The worst part: Almost all of these illnesses, and the deaths that will inevitably follow, are the result of deliberate choices. People chose to risk their lives—chose to die—for nothing.
There’s no rational risk assessment that justifies forgoing the vaccine. Ultimately, this is psychological, rooted in the things that formed Donald Trump’s base—a distrust of institutions, a skepticism of expertise, a tendency toward conspiratorial thinking, a sophomoric interpretation of “liberty” and atavistic tribal loyalty.

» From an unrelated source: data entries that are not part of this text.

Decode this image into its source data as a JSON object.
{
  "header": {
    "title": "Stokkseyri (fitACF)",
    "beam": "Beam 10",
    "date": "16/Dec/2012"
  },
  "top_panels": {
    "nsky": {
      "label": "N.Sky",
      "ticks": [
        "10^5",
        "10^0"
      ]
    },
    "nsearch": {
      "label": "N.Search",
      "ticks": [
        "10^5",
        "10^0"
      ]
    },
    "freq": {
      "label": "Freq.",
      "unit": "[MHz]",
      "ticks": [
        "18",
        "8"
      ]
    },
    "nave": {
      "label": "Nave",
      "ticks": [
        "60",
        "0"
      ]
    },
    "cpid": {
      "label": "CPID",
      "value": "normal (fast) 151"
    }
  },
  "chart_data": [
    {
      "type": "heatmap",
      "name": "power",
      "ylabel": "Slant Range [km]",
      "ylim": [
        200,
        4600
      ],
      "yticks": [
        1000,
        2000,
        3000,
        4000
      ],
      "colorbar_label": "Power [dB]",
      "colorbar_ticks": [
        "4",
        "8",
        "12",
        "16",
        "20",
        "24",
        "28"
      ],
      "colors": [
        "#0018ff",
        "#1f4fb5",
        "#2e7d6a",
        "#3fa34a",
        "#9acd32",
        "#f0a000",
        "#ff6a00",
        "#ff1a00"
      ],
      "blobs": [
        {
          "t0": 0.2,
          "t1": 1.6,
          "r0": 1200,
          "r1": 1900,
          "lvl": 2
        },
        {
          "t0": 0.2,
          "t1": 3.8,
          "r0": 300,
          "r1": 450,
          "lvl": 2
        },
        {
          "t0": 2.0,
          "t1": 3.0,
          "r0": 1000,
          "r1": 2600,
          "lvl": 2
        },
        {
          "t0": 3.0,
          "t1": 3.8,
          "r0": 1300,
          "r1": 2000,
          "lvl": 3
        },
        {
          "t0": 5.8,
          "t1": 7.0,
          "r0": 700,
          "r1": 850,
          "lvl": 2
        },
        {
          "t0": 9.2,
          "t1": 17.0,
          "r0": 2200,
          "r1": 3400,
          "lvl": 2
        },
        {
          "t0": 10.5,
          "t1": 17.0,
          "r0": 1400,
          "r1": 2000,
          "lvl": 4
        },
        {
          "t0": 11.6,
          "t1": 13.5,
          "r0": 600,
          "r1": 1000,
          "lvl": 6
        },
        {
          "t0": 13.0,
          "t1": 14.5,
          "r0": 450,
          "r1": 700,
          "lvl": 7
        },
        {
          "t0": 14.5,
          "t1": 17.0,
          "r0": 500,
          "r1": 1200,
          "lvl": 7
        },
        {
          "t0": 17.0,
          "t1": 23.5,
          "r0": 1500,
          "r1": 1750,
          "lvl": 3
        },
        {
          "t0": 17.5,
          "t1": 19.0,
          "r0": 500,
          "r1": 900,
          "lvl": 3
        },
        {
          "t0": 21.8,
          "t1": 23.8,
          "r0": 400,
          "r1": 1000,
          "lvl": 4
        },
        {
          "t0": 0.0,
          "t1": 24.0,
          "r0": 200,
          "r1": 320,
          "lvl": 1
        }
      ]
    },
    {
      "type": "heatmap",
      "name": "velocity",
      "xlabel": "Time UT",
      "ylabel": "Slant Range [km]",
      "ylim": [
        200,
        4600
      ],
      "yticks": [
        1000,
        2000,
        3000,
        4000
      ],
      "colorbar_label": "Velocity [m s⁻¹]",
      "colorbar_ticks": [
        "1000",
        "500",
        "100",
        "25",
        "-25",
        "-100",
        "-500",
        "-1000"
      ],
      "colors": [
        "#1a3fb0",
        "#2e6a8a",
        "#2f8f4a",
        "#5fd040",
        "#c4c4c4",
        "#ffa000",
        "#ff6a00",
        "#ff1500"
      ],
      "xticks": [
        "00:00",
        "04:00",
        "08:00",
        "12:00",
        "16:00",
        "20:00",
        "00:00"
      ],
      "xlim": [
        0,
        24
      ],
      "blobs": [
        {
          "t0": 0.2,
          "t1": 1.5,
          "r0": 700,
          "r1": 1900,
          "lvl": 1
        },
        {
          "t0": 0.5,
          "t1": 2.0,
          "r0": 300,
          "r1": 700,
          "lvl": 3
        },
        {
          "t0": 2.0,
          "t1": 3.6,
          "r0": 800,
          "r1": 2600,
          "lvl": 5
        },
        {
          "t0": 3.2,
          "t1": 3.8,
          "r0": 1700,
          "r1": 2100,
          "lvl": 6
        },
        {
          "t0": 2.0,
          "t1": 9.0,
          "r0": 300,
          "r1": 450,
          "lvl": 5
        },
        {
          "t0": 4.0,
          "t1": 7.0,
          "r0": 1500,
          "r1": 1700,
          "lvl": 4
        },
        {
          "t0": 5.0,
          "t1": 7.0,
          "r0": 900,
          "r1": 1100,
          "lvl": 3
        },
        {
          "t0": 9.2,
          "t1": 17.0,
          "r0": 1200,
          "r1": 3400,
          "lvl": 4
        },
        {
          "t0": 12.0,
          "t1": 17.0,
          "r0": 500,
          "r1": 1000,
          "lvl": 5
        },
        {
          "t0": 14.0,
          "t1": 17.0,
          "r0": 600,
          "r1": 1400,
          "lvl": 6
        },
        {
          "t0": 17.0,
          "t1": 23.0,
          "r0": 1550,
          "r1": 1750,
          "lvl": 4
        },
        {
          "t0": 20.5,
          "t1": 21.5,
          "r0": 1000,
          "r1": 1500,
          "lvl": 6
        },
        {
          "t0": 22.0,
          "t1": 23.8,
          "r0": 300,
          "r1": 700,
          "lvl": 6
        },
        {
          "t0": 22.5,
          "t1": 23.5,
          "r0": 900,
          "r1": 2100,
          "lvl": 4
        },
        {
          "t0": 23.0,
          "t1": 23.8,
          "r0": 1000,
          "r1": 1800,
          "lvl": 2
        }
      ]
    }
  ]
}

As with climate change, negative polarization and propagandistic media reinforce these traits.
Last week, Fox News host Laura Ingraham told her audience that “Biden’s vaccine pushers” are trying to “indoctrinate our children into a dark mindset of anti-Americanism.” Rep. Ronny Jackson, the former White House doctor who proclaimed Donald Trump the healthiest man alive, called mandatory vaccination a “Socialist Marxist Communist” plot. No one has proposed a mandate, though the Biden administration is sending people door-to-door in low-vaccination areas to offer shots. Q-curious Rep. Lauren Boebert called them “Needle Nazis,” and tree-punching seditionist Rep. Madison Cawthorn said the program would lead to Bible and gun confiscations.
More troubling than the flapping gums of loudmouths, Tennessee backed off a campaign to encourage youth vaccinations after Republicans accused health officials of “peer pressuring” teenagers, as if a) that’s something adults shouldn’t do when we can save their lives, and b) a Facebook flyer that says, “Give COVID-19 Vaccines a Shot” counts as peer pressure.
That’s what choosing stupidity looks like.
It’s not that they’re stupid, necessarily. It’s that, for reasons bordering on pathological, they’re choosing to behave stupidly, no matter the consequences. The more facts they hear, the more those in authority plead, the more they dig in. They won’t get inoculated because they’ve been immunized against reality.
Here’s the thing: If we can’t defeat the pandemic because of willful ignorance, how can we tackle the much more daunting existential threat that lies ahead?
In a decade or two, the generational churn of Gen Zs replacing Boomers in the electorate will make major climate reforms more likely. But time isn’t a luxury we have. Every day that passes, the price of inaction rises.
We’ve chosen stupidity. The check is coming due.